Understanding the WebDriver architecture

The WebDriver architecture does not follow the same approach as Selenium RC (for more details, refer to http://docs.seleniumhq.org/docs/05_selenium_rc.jsp), which was written purely in JavaScript for browser automation. The JavaScript, in Selenium RC, would then emulate user actions. This JavaScript would automate the browser from within the browser. On the other hand, WebDriver tries to control the browser from outside the browser. It uses the accessibility API to drive the browser. The accessibility API is used by a number of applications to access and control applications when they are used by disabled users and is common to web browsers.

WebDriver uses the most appropriate way to access the accessibility API. If we look at Firefox, it uses JavaScript to access the API. If we look at Internet Explorer, it uses C++. This approach means that we can control browsers in the best possible way.

Understanding the WebDriver architecture

The system is made up of four different layers, as can be seen in the preceding image.

The WebDriver API

The WebDriver API (refer to http://selenium.googlecode.com/svn/trunk/docs/api/java/index.html?overview-summary.html) is the part of the system that you interact with all the time.
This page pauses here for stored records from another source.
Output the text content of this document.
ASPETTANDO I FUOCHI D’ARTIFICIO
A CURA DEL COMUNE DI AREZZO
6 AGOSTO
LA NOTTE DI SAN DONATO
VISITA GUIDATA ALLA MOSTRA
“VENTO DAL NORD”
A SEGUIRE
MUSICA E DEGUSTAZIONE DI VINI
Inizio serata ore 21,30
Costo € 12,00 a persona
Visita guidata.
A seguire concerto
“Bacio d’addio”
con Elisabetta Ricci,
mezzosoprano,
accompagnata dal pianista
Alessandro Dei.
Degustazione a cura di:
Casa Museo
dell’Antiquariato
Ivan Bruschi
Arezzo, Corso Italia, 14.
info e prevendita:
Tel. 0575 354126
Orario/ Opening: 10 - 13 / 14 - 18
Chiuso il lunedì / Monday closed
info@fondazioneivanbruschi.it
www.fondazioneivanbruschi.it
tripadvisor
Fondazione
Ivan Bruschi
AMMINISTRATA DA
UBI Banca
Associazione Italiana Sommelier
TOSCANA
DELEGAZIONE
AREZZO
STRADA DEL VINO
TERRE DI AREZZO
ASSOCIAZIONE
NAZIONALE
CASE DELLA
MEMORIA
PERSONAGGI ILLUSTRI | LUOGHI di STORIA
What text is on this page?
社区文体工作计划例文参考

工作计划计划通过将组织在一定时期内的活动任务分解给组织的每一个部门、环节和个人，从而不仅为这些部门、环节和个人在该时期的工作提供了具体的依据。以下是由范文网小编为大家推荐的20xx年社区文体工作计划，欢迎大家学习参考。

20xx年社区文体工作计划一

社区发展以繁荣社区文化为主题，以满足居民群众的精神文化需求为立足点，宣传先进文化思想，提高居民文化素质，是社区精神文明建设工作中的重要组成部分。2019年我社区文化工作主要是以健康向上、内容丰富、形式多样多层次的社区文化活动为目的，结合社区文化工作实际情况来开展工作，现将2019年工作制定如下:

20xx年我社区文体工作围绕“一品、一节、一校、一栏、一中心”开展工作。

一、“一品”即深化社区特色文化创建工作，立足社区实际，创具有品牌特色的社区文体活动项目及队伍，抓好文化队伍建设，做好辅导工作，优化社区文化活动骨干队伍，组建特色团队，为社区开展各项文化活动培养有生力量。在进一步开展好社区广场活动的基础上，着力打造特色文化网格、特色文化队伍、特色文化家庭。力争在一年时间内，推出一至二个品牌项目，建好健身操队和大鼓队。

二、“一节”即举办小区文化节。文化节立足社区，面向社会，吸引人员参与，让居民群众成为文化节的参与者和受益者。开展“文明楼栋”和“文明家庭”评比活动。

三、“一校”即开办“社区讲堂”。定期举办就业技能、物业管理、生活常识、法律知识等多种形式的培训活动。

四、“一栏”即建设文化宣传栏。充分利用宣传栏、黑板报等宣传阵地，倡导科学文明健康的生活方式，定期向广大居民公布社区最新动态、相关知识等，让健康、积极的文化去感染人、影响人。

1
Things have changed from the 140 line long API that the Selenium RC API had. This is now more manageable and can actually fit on a normal screen. This is made up of the WebDriver and the WebElement objects:

driver.findElement(By.name("q"))

and

element.sendKeys("I love cheese");

These commands are then translated to the SPI, which is stateless (stateless means there is no record of previous interactions and each interaction request has to be handled based entirely on information that comes with it). This can be seen in the next section.

The WebDriver SPI

When the code enters the SPI (Stateless Programming Interface), it is then called to a mechanism that breaks down what the element is, using a unique ID, and then called a command that is relevant. All of the API calls will happen in a top-down approach.

Using the example in the previous section would be like the following SPI:

findElement(using="name", value="q")
sendKeys(element="webdriverID", value="I love cheese")

From here, we call the JSON Wire protocol. We still use HTTP as the main transport mechanism. Developers created the JSON Wire Protocol to communicate with browsers, a simple client server transport architecture.

The JSON Wire Protocol

The WebDriver developers created a transport mechanism called the JSON Wire Protocol. This protocol is able to transport all the necessary elements to the code that controls it. It uses a REST-like API as the way to communicate.

The Selenium server

The Selenium server, or browser, depending on what is processing, uses the JSON Wire Protocol commands to break down the JSON object and then does what it needs to. This part of the code is dependent on which browser it is running on.

As mentioned earlier, it could be done in the browser via C++ if it's in IE or if not available, we inject Selenium. Refer to the following screenshot for other language/browser combinations:

Selenium WebDriver supported languages and browsers

The preceding screenshot shows how many languages the Selenium WebDriver currently supports. In simple words, these are the languages in which we can build the framework, which in turn will interact with the Selenium WebDriver and work on various browsers and other devices. So, we have a common API that we use for Selenium that has a common set of commands and we have various bindings for the different languages. So, you can see there's Java, Python, Ruby; there's also some other bindings and new bindings can be added very easily. The Selenium WebDriver contains a set of common libraries that allow sending commands to respective drivers.

As seen in the screenshot, on the right-hand side, we have the drivers. We have various Internet browser-specific drivers (such as IE driver, Firefox, Chrome), and others such as an HTML unit, which is an interesting one. It works in a headless mode which makes text execution faster. It also contains mobile-specific drivers as well. However, the basic idea here is that each one of these drivers knows how to drive the browser that it corresponds to. So, the Chrome driver knows how to handle the low level details of the Chrome browser and drives it to do things, such as clicking a button, going into pages, getting data from the browser itself; the same thing goes for Firefox, IE, and so on.